The coding challenge prototype performs poorly at files with high edge-node ratio (boy) or low amounts of data (veterinarian/veterinario). For boy.txt, the precision is too low. Due to the high density of the graph, the density threshold is too low. A generalized density threshold will have to be experimented upon during GSoC. Similarly, the threshold is too high for veterinarian.txt. Note that Crossdics would not have performed any better at such translations, even if it could be somehow extended to handle multiple language data at once. Such an extension would come at a natural loss of accuracy too.

Completely out of interest, I have also started reading about different techniques for the same problem like ‘CQC - Cycles and Quasi Cycles’ and some based on Markov Models. This might lead to some inspiration that can be incorporated in the project. In a much broader attempt, I am also reading about linear algebraic views of graphs such as cycle-space theory. I plan to cover prerequisites on these before the GSoC period so that if there is scope to utilize my learnings, I can do it from Day 1 itself!


If I am selected, it will be my only commitment for the summer. As mentioned in the work plan, my college has a summer break from May 1 - July 31, so I will complete most of my work in this period. I will devote 40+ hours a week during this time. In August, I will be devoting 20+ hours a week as my college classes would have begun. There might be slight changes to this due to COVID-19, but I will cover up any time lost at the earliest.


Jorge Gracia, Marta Villegas, Asunción Gómez-Pérez and Núria Bel. The Apertium Bilingual Dictionaries on the Web of Data. Semantic Web-Journal, 2016.

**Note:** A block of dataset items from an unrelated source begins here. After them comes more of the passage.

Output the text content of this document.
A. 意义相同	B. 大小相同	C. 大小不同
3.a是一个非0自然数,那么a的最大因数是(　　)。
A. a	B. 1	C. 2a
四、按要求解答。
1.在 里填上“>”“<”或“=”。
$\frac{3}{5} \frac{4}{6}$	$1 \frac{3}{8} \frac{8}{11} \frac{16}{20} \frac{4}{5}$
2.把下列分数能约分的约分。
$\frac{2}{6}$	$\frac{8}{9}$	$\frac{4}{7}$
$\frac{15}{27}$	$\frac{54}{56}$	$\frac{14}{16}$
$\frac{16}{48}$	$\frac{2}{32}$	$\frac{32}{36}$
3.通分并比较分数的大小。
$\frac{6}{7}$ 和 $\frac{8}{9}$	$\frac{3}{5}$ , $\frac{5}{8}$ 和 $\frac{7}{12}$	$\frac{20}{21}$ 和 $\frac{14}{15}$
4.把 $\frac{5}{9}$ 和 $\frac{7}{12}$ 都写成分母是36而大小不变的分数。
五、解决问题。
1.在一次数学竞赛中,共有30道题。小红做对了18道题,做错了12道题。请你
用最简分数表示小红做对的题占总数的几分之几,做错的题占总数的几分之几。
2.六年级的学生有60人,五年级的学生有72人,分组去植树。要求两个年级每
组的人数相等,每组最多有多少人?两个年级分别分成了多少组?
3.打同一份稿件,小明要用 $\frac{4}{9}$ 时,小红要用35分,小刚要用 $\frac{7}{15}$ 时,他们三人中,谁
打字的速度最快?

Marta Villegas, Maite Melero, Nuria Bel, and Jorge Gracia. Leveraging RDF Graphs for Crossing Multiple Bilingual Dictionaries. In Nicoletta Calzolari (Conference Chair), Khalid Choukri, Thierry Declerck, Marko Grobelnik, Bente Maegaard, Joseph Mariani, Asuncion Moreno, Jan Odijk, and Stelios Piperidis, editors, Proceedings of the Tenth International Conference on Language Resources and Evaluation (LREC 2016), Paris, France, 2016. European Language Resources Association (ELRA).

T. Flati and R. Navigli. "The CQC algorithm: Cycling in graphs to semantically enrich and enhance a bilingual dictionary." Proceedings of the Twenty-Third international joint conference on Artificial Intelligence. AAAI Press, 2013.